In addition to studies focused on elucidating the structure, mechanism, and regulation of the mammalian mitochondrial ATP synthase, a major disease focus for many years has been cancer because of its well known alterations in energy metabolism. More recently, we have entered also into a study of heart dysfunction as the heart with every beat is totally dependent on energy metabolism, with the mitochondrial ATP synthase being intimately involved.

The laboratory uses chemistry, molecular biology, biophysics, immunology, tissue culture and animal models to better understand the energetics/energy metabolism of normal and pathological cells/tissues. A major focus is on the two “power plants”, the mitochondria and the glucose catabolic system, as well as on the interaction between these two systems. The following problems are being studied:

1) The mechanism and regulation of ATP synthesis in mammalian mitochondria.
This involves the study of the molecular properties of the ATP synthase complex that consists of two nano-motors both of which are necessary to make ATP. In a collaborative study we have obtained the 3-D structure of one of the motors and are now working on the structure of the whole complex that consists of 17 subunit types and over 30 total subunits.

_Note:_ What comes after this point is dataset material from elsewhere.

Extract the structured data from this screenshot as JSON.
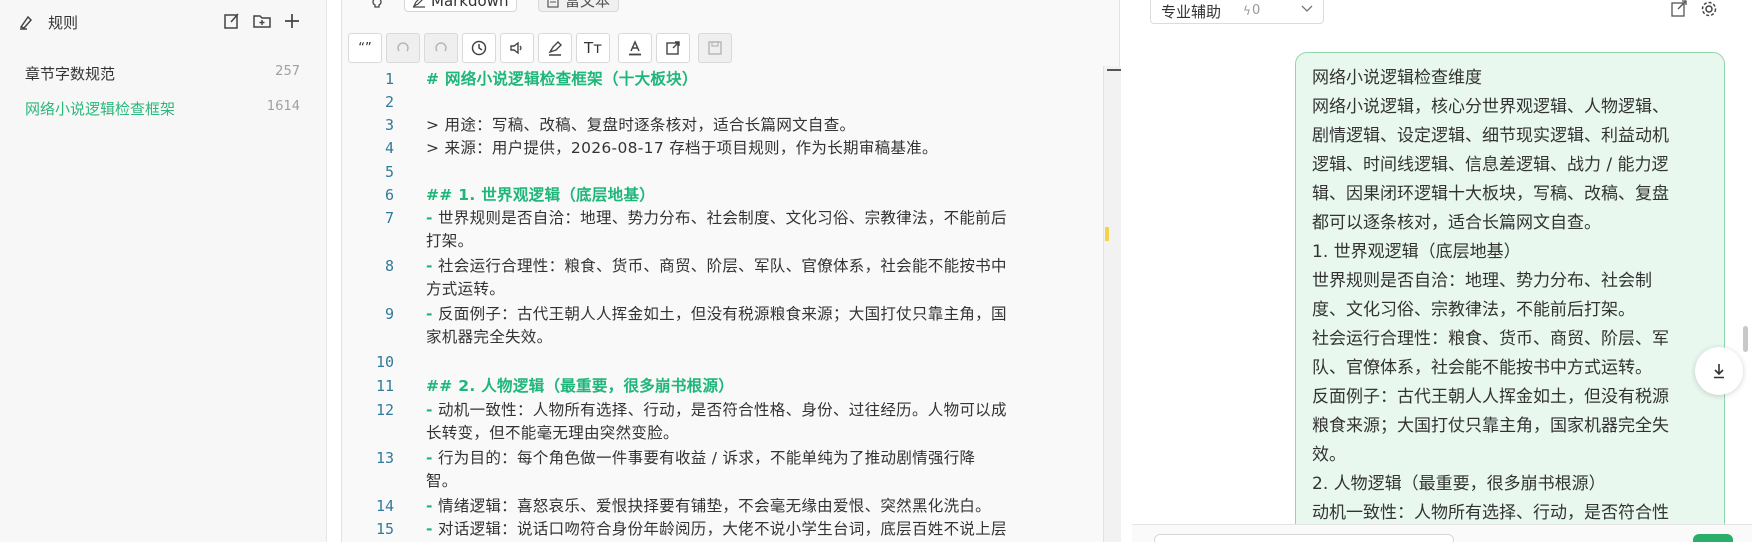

Recently we discovered that the ATP synthase is in complex formation with the transport system (carrier) for phosphate and the transport system for adenine nucleotides (ADP and ATP). We have named this complex the “ATP Synthasome” and are now carrying out studies to obtain a 3-D structure of the whole complex. It is important to note that the ATP synthasome represents the terminal complex of oxidative phosphorylation in mitochondria and makes most of the ATP needed/day to supply our energy needs.

In addition to these structural studies we are developing a yeast system to study the rotary parts of the two motors contained within the ATP synthasome. Significantly, it is these two nano-motors that when coupled drive ATP formation from ADP and Pi. This work has implications for nano-technology of the future as one of the two motors is driven by an electrochemical gradient, while the other is driven by ATP hydrolysis.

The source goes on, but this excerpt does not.